`cudaGraphicsGLRegisterImage failed: cudaErrorNotSupported` error

I’m trying to use openGL-cuda interop to copy from openGL buffer to CUDA as part of a tensorflow custom op. My code looks roughly like this:

GLuint render_buffer = 0;
glGenRenderbuffers(1, &render_buffer);
glBindRenderbuffer(GL_RENDERBUFFER, render_buffer);
glRenderbufferStorage(GL_RENDERBUFFER, GL_RGBA32F, width_pxl, height_pxl);

cudaGraphicsResource_t cuda_resource;
if (auto const err
	= cudaGraphicsGLRegisterImage(&cuda_resource, render_buffer, GL_RENDERBUFFER, cudaGraphicsMapFlagsReadOnly))
	VLOG(0) << "cudaGraphicsGLRegisterImage failed: " << cudaGetErrorName(err);
glBindRenderbuffer(GL_RENDERBUFFER, 0);

GLuint depth_buffer = 0;
glGenRenderbuffers(1, &depth_buffer);
glBindRenderbuffer(GL_RENDERBUFFER, depth_buffer);
glRenderbufferStorage(GL_RENDERBUFFER, GL_DEPTH24_STENCIL8, width_pxl, height_pxl);
glBindRenderbuffer(GL_RENDERBUFFER, 0);

GLuint frame_buffer = 0;
bind_framebuffer(render_buffer, depth_buffer, frame_buffer);

glBindFramebuffer(GL_FRAMEBUFFER, frame_buffer);
GLuint attachment = GL_COLOR_ATTACHMENT0;
glDrawBuffers(1, &attachment);

// Draw with EGL here.

cudaGraphicsMapResources(1, &cuda_resource);
cudaArray_t pixel_array;
cudaGraphicsSubResourceGetMappedArray(&pixel_array, cuda_resource, 0, 0);

// This will "download" the pixels from openGL to CUDA.
launch_pixels_download(*output_tensor, pixel_array);

cudaGraphicsUnmapResources(1, &cuda_resource);

This runs fine if I run the custom op only once. However during training when I need to evaluate this more than once, I get into this issue very quickly (after ~50 steps, apparently depending on how big my raster image is):

[I custom_ops/render.cc:123] cudaGraphicsGLRegisterImage failed: cudaErrorNotSupported
[F custom_ops/render.cu:62] cudaCreateSurfaceObject failed: cudaErrorUnknown
Aborted {
  libpthread-2.27.so 12890 __restore_rt
  libc-2.27.so 3ee97 raise.c:51 gsignal
  libc-2.27.so 40801 abort.c:81 abort
  libtensorflow_framework.so 6ec844
  libtf_custom_ops_cu.so 1afe launch_pixels_download(tensorflow::Tensor&, cudaArray* const&)
  libtf_custom_ops_py.so 1cb8c render_scene(tensorflow::OpKernelContext const*, int, path_rendering::scene const&, tensorflow::Tensor*)
  libtf_custom_ops_py.so 21756 std::_Function_handler<bool (), GlDispatcher::GlThread::dispatch_blocking(std::function<void ()> const&)::{lambda()#1}>::_M_invoke(std::_Any_data const&)
  libtf_custom_ops_py.so 211cc GlDispatcher::GlThread::thread_fn(moodycamel::BlockingConcurrentQueue<std::function<bool ()>, moodycamel::ConcurrentQueueDefaultTraits>&)
  libstdc++.so.6.0.25 bd9e0
  libpthread-2.27.so 76db start_thread
  libc-2.27.so 12188f clone.S:97 clone

Some google search suggests that the reason might be memory leak (?), or maybe that Tensorflow would pin all available GPU memory, leaving not enough memory for this copying task. If that’s really the case I thought it should fail right from the first time, unless I’m still missing something here.

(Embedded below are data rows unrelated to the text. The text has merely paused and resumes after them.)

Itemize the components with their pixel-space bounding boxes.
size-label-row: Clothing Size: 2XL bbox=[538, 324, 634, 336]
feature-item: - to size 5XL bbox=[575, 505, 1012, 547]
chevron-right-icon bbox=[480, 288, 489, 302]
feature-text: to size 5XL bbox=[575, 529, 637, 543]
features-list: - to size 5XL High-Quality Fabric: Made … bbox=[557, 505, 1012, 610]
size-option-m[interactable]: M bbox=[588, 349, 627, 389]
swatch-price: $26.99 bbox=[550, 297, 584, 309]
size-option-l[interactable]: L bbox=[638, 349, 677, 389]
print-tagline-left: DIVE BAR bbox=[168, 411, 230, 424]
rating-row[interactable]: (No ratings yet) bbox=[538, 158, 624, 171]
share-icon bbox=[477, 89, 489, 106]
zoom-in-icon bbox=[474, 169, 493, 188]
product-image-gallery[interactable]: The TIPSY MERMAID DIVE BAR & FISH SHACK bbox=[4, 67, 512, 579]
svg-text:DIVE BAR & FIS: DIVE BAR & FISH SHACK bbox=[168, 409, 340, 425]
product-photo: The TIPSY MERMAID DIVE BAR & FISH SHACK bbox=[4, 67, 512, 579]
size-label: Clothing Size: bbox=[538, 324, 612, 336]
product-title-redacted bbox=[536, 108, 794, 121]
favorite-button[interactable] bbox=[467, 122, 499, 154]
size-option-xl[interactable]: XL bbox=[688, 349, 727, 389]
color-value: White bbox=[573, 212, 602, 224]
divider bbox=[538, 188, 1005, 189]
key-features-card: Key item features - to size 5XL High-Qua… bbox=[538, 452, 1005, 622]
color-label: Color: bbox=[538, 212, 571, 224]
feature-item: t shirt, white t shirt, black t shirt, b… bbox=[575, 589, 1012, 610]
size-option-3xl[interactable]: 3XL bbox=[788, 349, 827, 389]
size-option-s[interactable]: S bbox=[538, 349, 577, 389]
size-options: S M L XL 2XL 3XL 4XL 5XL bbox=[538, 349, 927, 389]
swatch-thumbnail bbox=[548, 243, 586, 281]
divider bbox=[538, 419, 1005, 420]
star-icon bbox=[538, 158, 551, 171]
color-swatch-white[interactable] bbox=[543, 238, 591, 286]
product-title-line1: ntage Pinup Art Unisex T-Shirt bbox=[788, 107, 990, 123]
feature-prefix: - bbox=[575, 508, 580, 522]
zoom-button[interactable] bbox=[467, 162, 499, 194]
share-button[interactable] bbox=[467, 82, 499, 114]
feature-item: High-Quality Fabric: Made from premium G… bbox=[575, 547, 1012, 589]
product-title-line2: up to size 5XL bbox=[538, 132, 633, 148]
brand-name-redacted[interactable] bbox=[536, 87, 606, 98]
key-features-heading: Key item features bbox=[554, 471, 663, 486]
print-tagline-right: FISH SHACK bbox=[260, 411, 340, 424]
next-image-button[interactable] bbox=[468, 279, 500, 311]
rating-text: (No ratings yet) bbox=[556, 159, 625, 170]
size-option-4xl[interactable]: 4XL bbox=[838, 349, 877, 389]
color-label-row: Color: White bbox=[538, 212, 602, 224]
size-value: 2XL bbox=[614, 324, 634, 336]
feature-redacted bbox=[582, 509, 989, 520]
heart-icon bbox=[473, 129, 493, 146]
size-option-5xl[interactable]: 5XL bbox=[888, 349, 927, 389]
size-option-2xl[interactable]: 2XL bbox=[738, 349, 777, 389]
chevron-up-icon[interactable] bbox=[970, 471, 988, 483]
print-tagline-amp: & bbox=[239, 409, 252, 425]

I ran cuda-memcheck but it didn’t find any issues.

I’m wondering if there’s a more methodical way to understand what’s really going on here.

I haven’t looked at this closely, but generally speaking most of your setup code should only be run once per application.

The thing that should run every iteration, roughly speaking is the code between the map and unmap calls (inclusive).